Scores of activists protested in front of the Department of Health yesterday to show their opposition to an anticipated full opening of Taiwan’s market to US beef.
The protesters urged the government to hold public hearings before making a final decision.
After learning from reports that the government is preparing to ease restrictions on US beef imports, activists from a number of civic groups said that the government should not sacrifice the public’s health for the sake of political and economic benefits.
The government currently only allows the import of boneless beef from cattle under 30 months of age, but may lift or ease the constraints under intense lobbying from the US government.
Likening opening the market to US beef exports to arms procurement, Green Party Taiwan Spokesman Pan Han-shen (潘翰聲) said that both involve politics and that the government should not put public health at risk for short-term gains, including the possibility of negotiating and signing a Taiwan-US free-trade agreement.
Hu Ya-mei (胡雅美), president of the Homemakers’ Union and Foundation, said that prion proteins, the agents that cause bovine spongiform encephalopathy (BSE), or mad cow disease, are not easily killed by cooking or ultraviolet rays and can survive in any part of an infected cow, posing a hazard to human health.
The best way to stay safe, Hu said, is a full ban on US beef imports.
The groups demanded that the Department of Health hold public hearings before making a decision on whether to relax or tighten restrictions on US beef imports and urged that all beef and beef-related products should be labeled with the place of production and a risk warning.
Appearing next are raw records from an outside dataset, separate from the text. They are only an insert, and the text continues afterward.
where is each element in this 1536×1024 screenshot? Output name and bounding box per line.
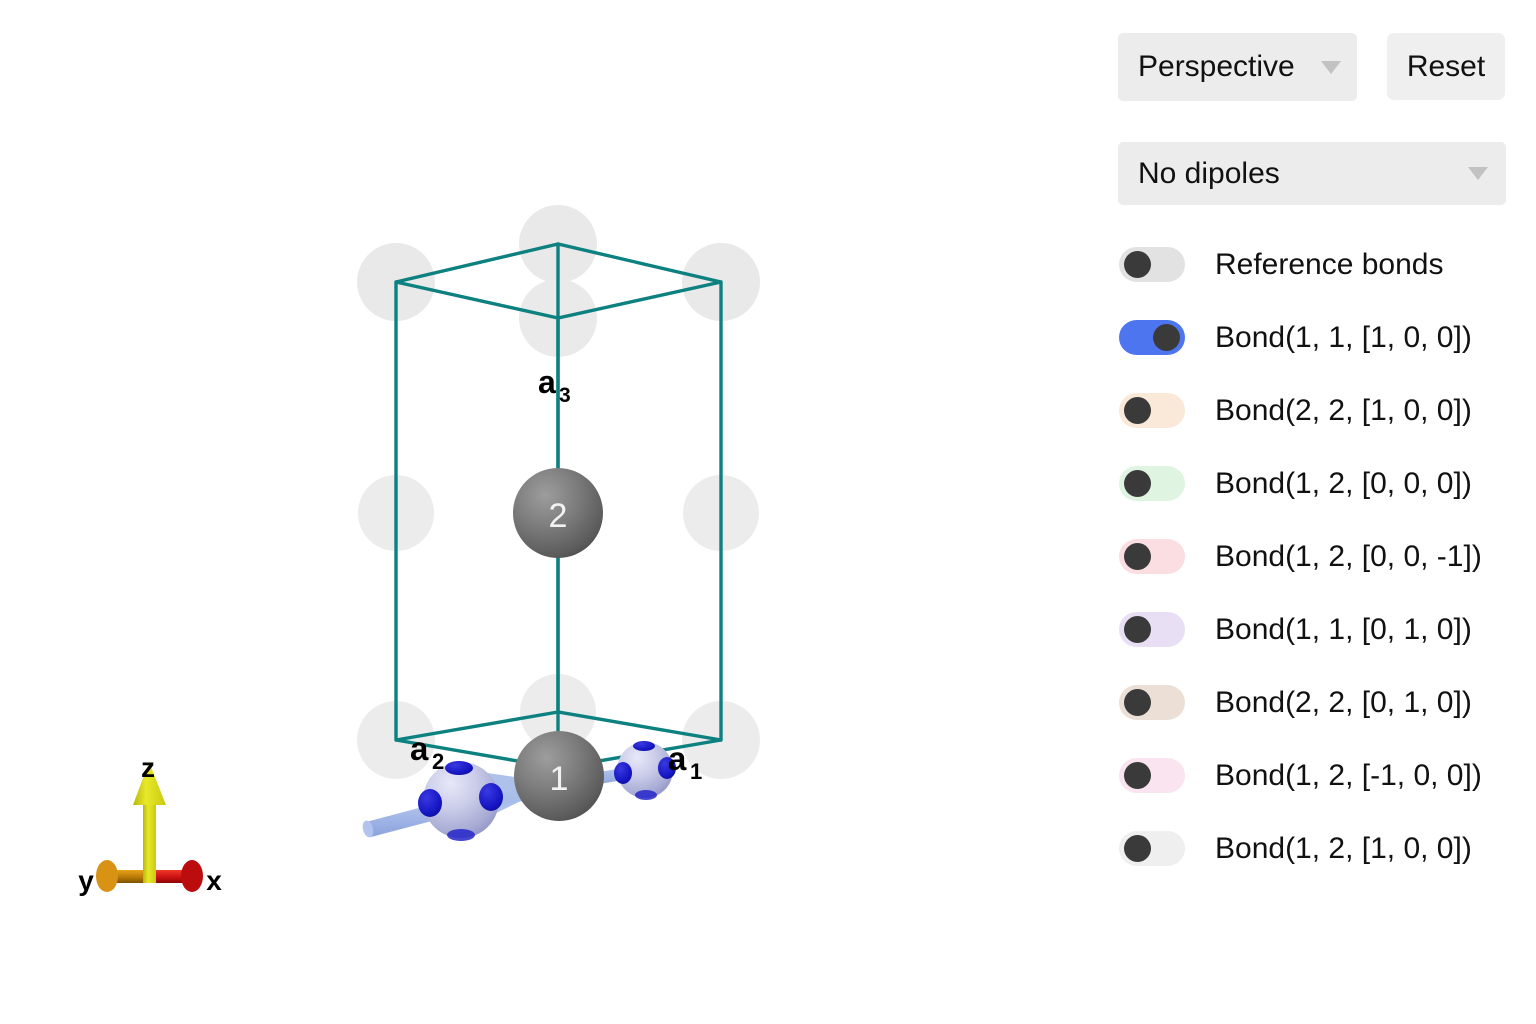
bond-toggle-label: Bond(1, 2, [-1, 0, 0]) [1215, 758, 1482, 792]
bond-toggle-row[interactable]: Reference bonds [1090, 228, 1536, 301]
bond-patch [614, 762, 632, 784]
projection-mode-dropdown[interactable]: Perspective [1118, 33, 1357, 101]
atom-bonded-left[interactable] [418, 761, 503, 841]
svg-text:a: a [668, 740, 687, 777]
svg-text:a: a [538, 364, 556, 400]
bond-toggle-switch[interactable] [1119, 612, 1185, 647]
bond-toggle-label: Bond(1, 1, [0, 1, 0]) [1215, 612, 1472, 646]
crystal-scene[interactable]: a 3 2 1 a 2 a 1 z x y [0, 0, 1090, 1024]
bond-toggle-row[interactable]: Bond(1, 2, [-1, 0, 0]) [1090, 739, 1536, 812]
bond-patch [418, 789, 442, 817]
svg-text:2: 2 [432, 749, 444, 774]
bond-toggle-switch[interactable] [1119, 247, 1185, 282]
atom-2[interactable]: 2 [513, 468, 603, 558]
bond-toggle-row[interactable]: Bond(1, 2, [0, 0, 0]) [1090, 447, 1536, 520]
bond-toggle-switch[interactable] [1119, 320, 1185, 355]
bond-toggle-switch[interactable] [1119, 539, 1185, 574]
bond-patch [447, 829, 475, 841]
bond-toggle-knob [1124, 543, 1151, 570]
reset-button[interactable]: Reset [1387, 33, 1505, 100]
atom-1[interactable]: 1 [514, 731, 604, 821]
bond-toggle-knob [1124, 397, 1151, 424]
bond-toggle-knob [1124, 762, 1151, 789]
bond-toggle-knob [1124, 616, 1151, 643]
axis-y-arrow [96, 860, 149, 892]
bond-toggle-row[interactable]: Bond(1, 1, [0, 1, 0]) [1090, 593, 1536, 666]
bond-toggle-label: Bond(1, 2, [0, 0, -1]) [1215, 539, 1482, 573]
dipole-display-value: No dipoles [1138, 156, 1280, 190]
bond-toggle-label: Bond(1, 1, [1, 0, 0]) [1215, 320, 1472, 354]
crystal-structure-viewport[interactable]: a 3 2 1 a 2 a 1 z x y [0, 0, 1090, 1024]
bond-toggle-list: Reference bonds Bond(1, 1, [1, 0, 0]) Bond… [1090, 228, 1536, 885]
atom-2-label: 2 [549, 497, 568, 535]
dipole-display-dropdown[interactable]: No dipoles [1118, 142, 1506, 205]
atom-1-label: 1 [550, 760, 569, 798]
projection-mode-value: Perspective [1138, 50, 1295, 83]
bond-toggle-switch[interactable] [1119, 831, 1185, 866]
chevron-down-icon [1468, 167, 1488, 180]
control-panel: Perspective Reset No dipoles Reference b… [1090, 0, 1536, 1024]
bond-toggle-row[interactable]: Bond(1, 1, [1, 0, 0]) [1090, 301, 1536, 374]
axes-orientation-widget[interactable]: z x y [78, 752, 222, 896]
bond-toggle-label: Bond(2, 2, [0, 1, 0]) [1215, 685, 1472, 719]
bond-toggle-label: Bond(2, 2, [1, 0, 0]) [1215, 393, 1472, 427]
axis-y-label: y [78, 865, 94, 896]
bond-toggle-knob [1124, 689, 1151, 716]
bond-patch [633, 741, 655, 751]
lattice-vector-a3-label: a 3 [538, 364, 571, 407]
bond-toggle-switch[interactable] [1119, 685, 1185, 720]
svg-text:1: 1 [690, 759, 702, 784]
bond-toggle-knob [1153, 324, 1180, 351]
bond-toggle-row[interactable]: Bond(1, 2, [0, 0, -1]) [1090, 520, 1536, 593]
bond-toggle-row[interactable]: Bond(2, 2, [1, 0, 0]) [1090, 374, 1536, 447]
svg-text:a: a [410, 730, 429, 767]
bond-toggle-row[interactable]: Bond(2, 2, [0, 1, 0]) [1090, 666, 1536, 739]
bond-toggle-knob [1124, 835, 1151, 862]
bond-patch [445, 761, 473, 775]
svg-text:3: 3 [559, 384, 571, 407]
bond-toggle-switch[interactable] [1119, 466, 1185, 501]
bond-toggle-switch[interactable] [1119, 393, 1185, 428]
bond-toggle-knob [1124, 470, 1151, 497]
bond-toggle-switch[interactable] [1119, 758, 1185, 793]
bond-toggle-row[interactable]: Bond(1, 2, [1, 0, 0]) [1090, 812, 1536, 885]
bond-toggle-label: Reference bonds [1215, 247, 1444, 281]
axis-x-label: x [206, 865, 222, 896]
bond-patch [635, 790, 657, 800]
bond-toggle-label: Bond(1, 2, [0, 0, 0]) [1215, 466, 1472, 500]
axis-z-label: z [141, 752, 155, 783]
axis-x-arrow [150, 860, 203, 892]
bond-toggle-label: Bond(1, 2, [1, 0, 0]) [1215, 831, 1472, 865]
bond-toggle-knob [1124, 251, 1151, 278]
bond-patch [479, 783, 503, 811]
top-controls-row: Perspective Reset [1118, 33, 1505, 101]
chevron-down-icon [1321, 60, 1341, 74]
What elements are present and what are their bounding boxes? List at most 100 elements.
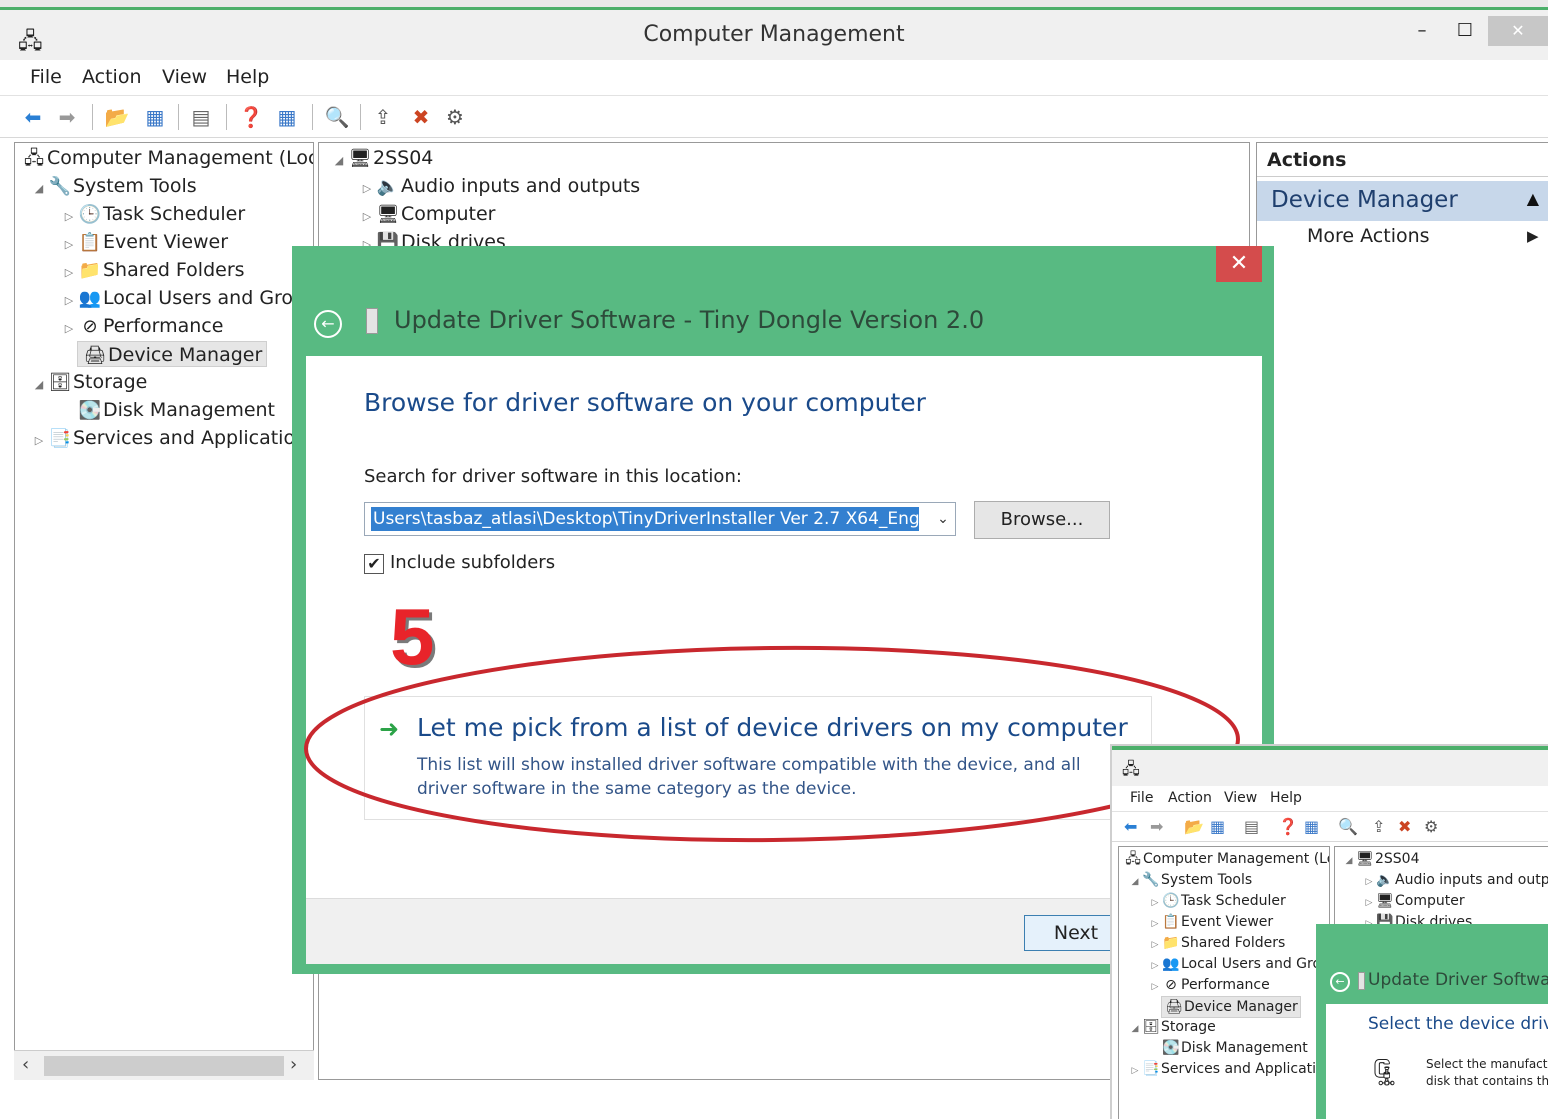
maximize-button[interactable]: ☐ — [1445, 16, 1485, 46]
scan-hardware-icon[interactable]: 🔍 — [1338, 817, 1358, 836]
inset-menu-file[interactable]: File — [1130, 790, 1153, 806]
tree-item-shared-folders[interactable]: ▷ 📁Shared Folders — [1149, 933, 1286, 955]
close-button[interactable]: ✕ — [1488, 16, 1548, 46]
tree-item-performance[interactable]: ▷ ⊘ Performance — [1149, 975, 1270, 997]
collapsed-arrow-icon[interactable]: ▷ — [61, 260, 77, 286]
properties-icon[interactable]: ▤ — [1244, 817, 1259, 836]
actions-section-device-manager[interactable]: Device Manager ▲ — [1257, 181, 1548, 221]
view-icon[interactable]: ▦ — [1304, 817, 1319, 836]
forward-icon[interactable]: ➡ — [54, 104, 80, 130]
show-hide-tree-icon[interactable]: ▦ — [1210, 817, 1225, 836]
menu-file[interactable]: File — [30, 66, 62, 88]
collapsed-arrow-icon[interactable]: ▷ — [1149, 893, 1161, 913]
tree-item-services[interactable]: ▷ 📑Services and Applications — [1129, 1059, 1329, 1081]
properties-icon[interactable]: ▤ — [188, 104, 214, 130]
tree-item-services[interactable]: ▷ 📑Services and Applications — [31, 425, 313, 454]
expanded-arrow-icon[interactable]: ◢ — [1129, 872, 1141, 892]
collapsed-arrow-icon[interactable]: ▷ — [61, 232, 77, 258]
up-folder-icon[interactable]: 📂 — [104, 104, 130, 130]
back-icon[interactable]: ⬅ — [20, 104, 46, 130]
menu-help[interactable]: Help — [226, 66, 269, 88]
pick-driver-list-option[interactable]: ➜ Let me pick from a list of device driv… — [364, 696, 1152, 820]
expanded-arrow-icon[interactable]: ◢ — [1129, 1019, 1141, 1039]
collapsed-arrow-icon[interactable]: ▷ — [1129, 1061, 1141, 1081]
collapsed-arrow-icon[interactable]: ▷ — [61, 316, 77, 342]
up-folder-icon[interactable]: 📂 — [1184, 817, 1204, 836]
tree-item-storage[interactable]: ◢ 🗄Storage — [31, 369, 148, 398]
tree-item-disk-management[interactable]: 💽Disk Management — [77, 397, 275, 423]
more-actions-link[interactable]: More Actions — [1307, 225, 1430, 247]
collapse-up-icon[interactable]: ▲ — [1527, 189, 1539, 208]
tree-item-system-tools[interactable]: ◢ 🔧System Tools — [31, 173, 197, 199]
tree-item-event-viewer[interactable]: ▷ 📋Event Viewer — [61, 229, 228, 255]
driver-path-combobox[interactable]: Users\tasbaz_atlasi\Desktop\TinyDriverIn… — [364, 502, 956, 536]
tree-item-storage[interactable]: ◢ 🗄Storage — [1129, 1017, 1216, 1039]
device-category[interactable]: ▷ 🖥Computer — [1363, 891, 1465, 913]
tree-item-system-tools[interactable]: ◢ 🔧System Tools — [1129, 870, 1253, 892]
scan-hardware-icon[interactable]: 🔍 — [324, 104, 350, 130]
back-arrow-icon[interactable]: ← — [1330, 972, 1350, 992]
collapsed-arrow-icon[interactable]: ▷ — [1149, 914, 1161, 934]
forward-icon[interactable]: ➡ — [1150, 817, 1163, 836]
enable-device-icon[interactable]: ⚙ — [1424, 817, 1438, 836]
expanded-arrow-icon[interactable]: ◢ — [331, 148, 347, 174]
tree-item-computer-management[interactable]: 🖧Computer Management (Local — [21, 145, 313, 171]
tree-item-local-users[interactable]: ▷ 👥Local Users and Group — [1149, 954, 1329, 976]
tree-item-event-viewer[interactable]: ▷ 📋Event Viewer — [1149, 912, 1274, 934]
scroll-right-icon[interactable]: › — [290, 1054, 297, 1075]
device-category[interactable]: ▷ 🖥Computer — [359, 201, 496, 230]
dialog-close-button[interactable]: ✕ — [1216, 246, 1262, 282]
back-icon[interactable]: ⬅ — [1124, 817, 1137, 836]
minimize-button[interactable]: – — [1402, 16, 1442, 46]
menu-action[interactable]: Action — [82, 66, 142, 88]
collapsed-arrow-icon[interactable]: ▷ — [61, 288, 77, 314]
update-driver-icon[interactable]: ⇪ — [370, 104, 396, 130]
inset-menu-view[interactable]: View — [1224, 790, 1257, 806]
menu-view[interactable]: View — [162, 66, 207, 88]
tree-item-task-scheduler[interactable]: ▷ 🕒Task Scheduler — [1149, 891, 1286, 913]
tree-item-task-scheduler[interactable]: ▷ 🕒Task Scheduler — [61, 201, 245, 227]
tree-item-performance[interactable]: ▷ ⊘ Performance — [61, 313, 224, 342]
inset-menu-help[interactable]: Help — [1270, 790, 1302, 806]
collapsed-arrow-icon[interactable]: ▷ — [1363, 872, 1375, 892]
device-category[interactable]: ▷🔈Audio inputs and outputs — [359, 173, 640, 199]
help-icon[interactable]: ❓ — [238, 104, 264, 130]
help-icon[interactable]: ❓ — [1278, 817, 1298, 836]
collapsed-arrow-icon[interactable]: ▷ — [31, 428, 47, 454]
uninstall-icon[interactable]: ✖ — [408, 104, 434, 130]
show-hide-tree-icon[interactable]: ▦ — [142, 104, 168, 130]
collapsed-arrow-icon[interactable]: ▷ — [1149, 977, 1161, 997]
uninstall-icon[interactable]: ✖ — [1398, 817, 1411, 836]
expanded-arrow-icon[interactable]: ◢ — [31, 372, 47, 398]
collapsed-arrow-icon[interactable]: ▷ — [359, 176, 375, 202]
tree-item-device-manager[interactable]: 🖨Device Manager — [1161, 996, 1301, 1018]
device-category[interactable]: ▷🔈Audio inputs and outputs — [1363, 870, 1548, 892]
scrollbar-thumb[interactable] — [44, 1056, 284, 1076]
tree-item-disk-management[interactable]: 💽Disk Management — [1161, 1038, 1307, 1058]
include-subfolders-checkbox[interactable]: ✔ — [364, 554, 384, 574]
expanded-arrow-icon[interactable]: ◢ — [1343, 851, 1355, 871]
inset-menu-action[interactable]: Action — [1168, 790, 1212, 806]
collapsed-arrow-icon[interactable]: ▷ — [61, 204, 77, 230]
device-root[interactable]: ◢ 🖥2SS04 — [331, 145, 434, 174]
tree-item-shared-folders[interactable]: ▷ 📁Shared Folders — [61, 257, 245, 283]
driver-path-input[interactable]: Users\tasbaz_atlasi\Desktop\TinyDriverIn… — [371, 507, 919, 531]
enable-device-icon[interactable]: ⚙ — [442, 104, 468, 130]
collapsed-arrow-icon[interactable]: ▷ — [1149, 956, 1161, 976]
browse-button[interactable]: Browse... — [974, 501, 1110, 539]
collapsed-arrow-icon[interactable]: ▷ — [359, 204, 375, 230]
back-arrow-icon[interactable]: ← — [314, 310, 342, 338]
tree-item-computer-management[interactable]: 🖧Computer Management (Local — [1123, 849, 1329, 869]
collapsed-arrow-icon[interactable]: ▷ — [1149, 935, 1161, 955]
chevron-down-icon[interactable]: ⌄ — [931, 505, 955, 533]
view-icon[interactable]: ▦ — [274, 104, 300, 130]
collapsed-arrow-icon[interactable]: ▷ — [1363, 893, 1375, 913]
tree-item-device-manager[interactable]: 🖨Device Manager — [77, 341, 268, 367]
tree-item-local-users[interactable]: ▷ 👥Local Users and Group — [61, 285, 313, 314]
update-driver-icon[interactable]: ⇪ — [1372, 817, 1385, 836]
option-title[interactable]: Let me pick from a list of device driver… — [417, 713, 1128, 742]
expanded-arrow-icon[interactable]: ◢ — [31, 176, 47, 202]
scroll-left-icon[interactable]: ‹ — [22, 1054, 29, 1075]
device-root[interactable]: ◢ 🖥2SS04 — [1343, 849, 1420, 871]
horizontal-scrollbar[interactable]: ‹ › — [14, 1050, 314, 1080]
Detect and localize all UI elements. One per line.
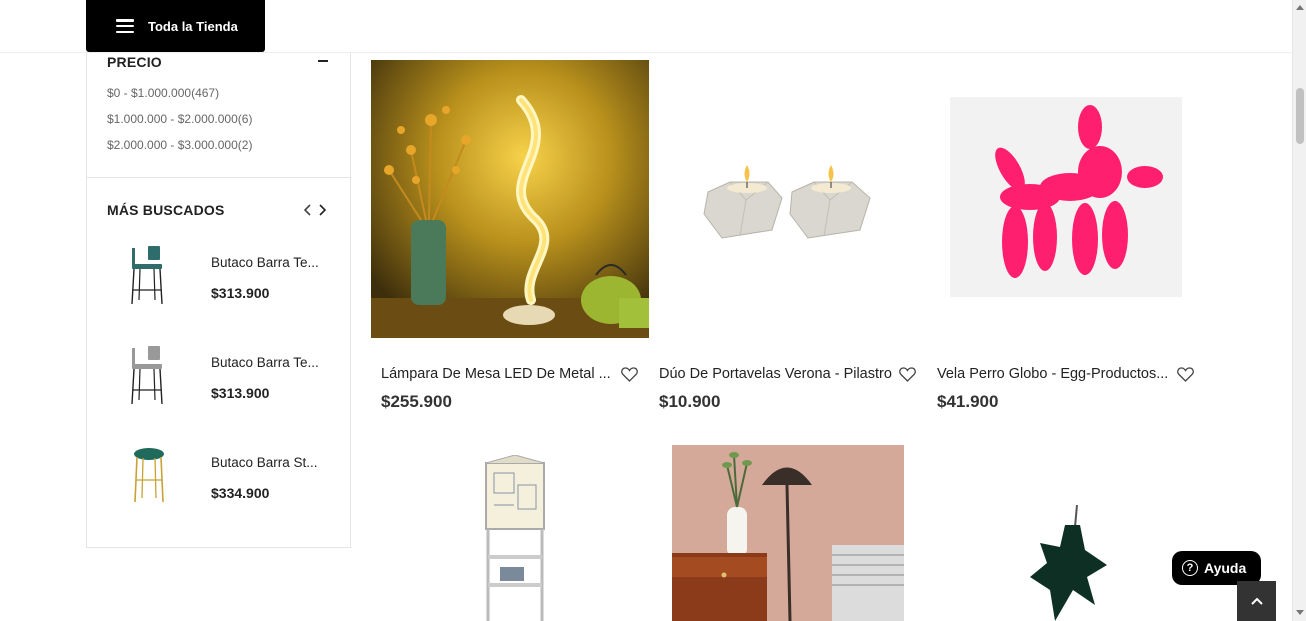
stool-image — [112, 440, 182, 510]
stool-image — [112, 240, 182, 310]
product-image-candles[interactable] — [700, 160, 880, 250]
scroll-down-arrow-icon[interactable] — [1296, 610, 1304, 615]
price-range-0[interactable]: $0 - $1.000.000(467) — [107, 86, 219, 100]
product-image-floor-lamp-room[interactable] — [672, 445, 904, 621]
product-image-balloon-dog[interactable] — [950, 97, 1182, 297]
price-range-1[interactable]: $1.000.000 - $2.000.000(6) — [107, 112, 252, 126]
product-price: $255.900 — [381, 392, 452, 411]
list-item[interactable]: Butaco Barra Te... $313.900 — [87, 235, 350, 315]
heart-icon[interactable] — [899, 367, 916, 382]
list-item[interactable]: Butaco Barra Te... $313.900 — [87, 335, 350, 415]
all-store-menu-label: Toda la Tienda — [148, 18, 238, 34]
collapse-icon[interactable] — [318, 60, 328, 62]
heart-icon[interactable] — [621, 367, 638, 382]
mini-item-name[interactable]: Butaco Barra Te... — [211, 255, 331, 270]
all-store-menu-button[interactable]: Toda la Tienda — [86, 0, 265, 52]
scroll-thumb[interactable] — [1296, 88, 1304, 144]
product-price: $41.900 — [937, 392, 999, 411]
price-filter-title: PRECIO — [107, 54, 162, 70]
product-price: $10.900 — [659, 392, 721, 411]
list-item[interactable]: Butaco Barra St... $334.900 — [87, 435, 350, 515]
sidebar: PRECIO $0 - $1.000.000(467) $1.000.000 -… — [86, 53, 351, 548]
product-title[interactable]: Vela Perro Globo - Egg-Productos... — [937, 366, 1177, 382]
product-image-dark-candle[interactable] — [1025, 505, 1107, 621]
product-title[interactable]: Dúo De Portavelas Verona - Pilastro — [659, 366, 899, 382]
mini-item-name[interactable]: Butaco Barra St... — [211, 455, 331, 470]
product-title[interactable]: Lámpara De Mesa LED De Metal ... — [381, 366, 613, 382]
heart-icon[interactable] — [1177, 367, 1194, 382]
question-icon: ? — [1182, 560, 1198, 576]
mini-item-price: $334.900 — [211, 485, 270, 501]
product-image-floor-lamp[interactable] — [480, 455, 550, 621]
product-image-lamp[interactable] — [371, 60, 649, 338]
chevron-up-icon — [1250, 597, 1263, 605]
mini-item-price: $313.900 — [211, 385, 270, 401]
page-scrollbar[interactable] — [1292, 0, 1306, 621]
back-to-top-button[interactable] — [1237, 581, 1276, 621]
stool-image — [112, 340, 182, 410]
chevron-right-icon[interactable] — [317, 203, 329, 217]
hamburger-icon — [116, 19, 134, 33]
price-filter-section: PRECIO $0 - $1.000.000(467) $1.000.000 -… — [87, 53, 350, 178]
most-searched-title: MÁS BUSCADOS — [107, 202, 225, 218]
scroll-up-arrow-icon[interactable] — [1296, 5, 1304, 10]
help-label: Ayuda — [1204, 560, 1247, 576]
help-button[interactable]: ? Ayuda — [1172, 551, 1261, 585]
chevron-left-icon[interactable] — [303, 203, 315, 217]
mini-item-price: $313.900 — [211, 285, 270, 301]
price-range-2[interactable]: $2.000.000 - $3.000.000(2) — [107, 138, 252, 152]
mini-item-name[interactable]: Butaco Barra Te... — [211, 355, 331, 370]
Taiwan banned US beef in 2003 when a case of mad cow disease was diagnosed in Seattle.
The ban was lifted in 2005 to allow imports of US deboned beef from cattle aged under 30 months, but the government reimposed a complete ban two months later when a second BSE case was discovered in the US.
In 2006, the government agreed to allow beef imports once again, but limited imports to boneless beef from cattle younger than 30 months of age produced by certified slaughterhouses.
Over the past three years, beef imports from the US have increased annually and the US now supplies around 32 percent of Taiwan’s beef, with the rest coming mainly from New Zealand and Australia.